Résumé de la décision
Nantes Métropole a demandé au juge des référés de prescrire une mesure d'expertise pour évaluer la gêne occasionnée aux professionnels riverains par des travaux de rénovation des réseaux d'eaux et d'assainissement, ainsi que par des travaux de développement des nouvelles lignes de transport et du pont Anne de Bretagne à Nantes. Le juge a ordonné la désignation d'un expert, M. A B, pour réaliser cette mission, qui inclut le suivi des travaux, l'évaluation des gênes subies par l'établissement "Sidras", et la rédaction d'un rapport détaillé. L'ordonnance précise également les modalités de notification et de prise en charge des frais d'expertise.
Arguments pertinents
1. Utilité de la mesure d'expertise : Le juge a souligné que la mesure d'expertise demandée par Nantes Métropole est "utile" et entre dans le champ d'application de l'article R. 532-1 du code de justice administrative, qui permet au juge des référés de prescrire toute mesure utile d'expertise ou d'instruction, même en l'absence de décision administrative préalable.
2. Détails de la mission de l'expert : La décision précise que l'expert doit suivre l'avancement des travaux et évaluer les gênes causées à l'établissement "Sidras". Le juge a insisté sur la nécessité d'une description précise et étayée des gênes, de leurs causes, de leur durée et de leurs conséquences sur l'activité économique du professionnel concerné.

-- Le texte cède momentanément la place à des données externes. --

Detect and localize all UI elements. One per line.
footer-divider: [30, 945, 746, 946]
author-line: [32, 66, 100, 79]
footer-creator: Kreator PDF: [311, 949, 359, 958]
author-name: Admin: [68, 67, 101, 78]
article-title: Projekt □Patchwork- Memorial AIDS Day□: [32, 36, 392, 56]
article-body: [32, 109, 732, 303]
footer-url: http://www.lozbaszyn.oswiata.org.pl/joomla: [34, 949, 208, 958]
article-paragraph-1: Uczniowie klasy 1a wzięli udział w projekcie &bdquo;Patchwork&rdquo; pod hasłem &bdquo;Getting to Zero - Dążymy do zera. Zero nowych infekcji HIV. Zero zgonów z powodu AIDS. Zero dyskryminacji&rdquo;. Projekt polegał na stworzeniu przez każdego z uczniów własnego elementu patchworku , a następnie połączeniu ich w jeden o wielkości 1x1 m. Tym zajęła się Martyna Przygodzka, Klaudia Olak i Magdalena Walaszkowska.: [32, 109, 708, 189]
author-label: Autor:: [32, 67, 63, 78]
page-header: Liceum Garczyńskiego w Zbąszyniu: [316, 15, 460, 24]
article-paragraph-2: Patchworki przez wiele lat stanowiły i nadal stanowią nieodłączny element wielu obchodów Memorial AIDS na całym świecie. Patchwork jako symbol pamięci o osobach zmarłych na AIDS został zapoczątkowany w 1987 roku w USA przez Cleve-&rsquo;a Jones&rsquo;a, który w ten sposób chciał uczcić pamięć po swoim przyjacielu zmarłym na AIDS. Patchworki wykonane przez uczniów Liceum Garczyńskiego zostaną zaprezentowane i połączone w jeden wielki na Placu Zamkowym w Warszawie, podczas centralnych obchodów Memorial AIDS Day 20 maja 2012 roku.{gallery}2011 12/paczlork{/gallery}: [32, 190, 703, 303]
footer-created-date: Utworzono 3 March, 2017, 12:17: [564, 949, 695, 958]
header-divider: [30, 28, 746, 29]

3. Responsabilité et préjudices : L'ordonnance mentionne que l'expert devra fournir des précisions techniques permettant à la commission de règlement amiable Centralité d'apprécier les responsabilités et les préjudices subis par le professionnel riverain, ce qui est essentiel pour une éventuelle indemnisation.
Interprétations et citations légales
1. Article R. 532-1 du code de justice administrative : Cet article stipule que "Le juge des référés peut, sur simple requête et même en l'absence de décision administrative préalable, prescrire toute mesure utile d'expertise ou d'instruction." Cette disposition confère au juge une large latitude pour ordonner des mesures d'expertise, ce qui est justifié par la nécessité d'évaluer les impacts des travaux sur les activités économiques des riverains.
2. Mission de l'expert : L'ordonnance précise que l'expert doit "décrire de manière précise et étayée la gêne occasionnée par les travaux", ce qui implique une approche rigoureuse et documentée. Cela reflète l'exigence d'une évaluation objective et complète des impacts des travaux, essentielle pour la prise de décision par la commission de règlement amiable.
3. Modalités de notification : L'article R. 611-4 du code de justice administrative est cité pour encadrer la notification de l'ordonnance à l'établissement "Sidras". Ce cadre légal assure que les parties concernées sont informées de manière formelle et documentée, garantissant ainsi le respect des droits de la défense.
En somme, la décision du juge des référés s'inscrit dans un cadre légal clair, visant à protéger les intérêts des professionnels affectés par des travaux publics, tout en assurant une évaluation précise et contradictoire des préjudices subis.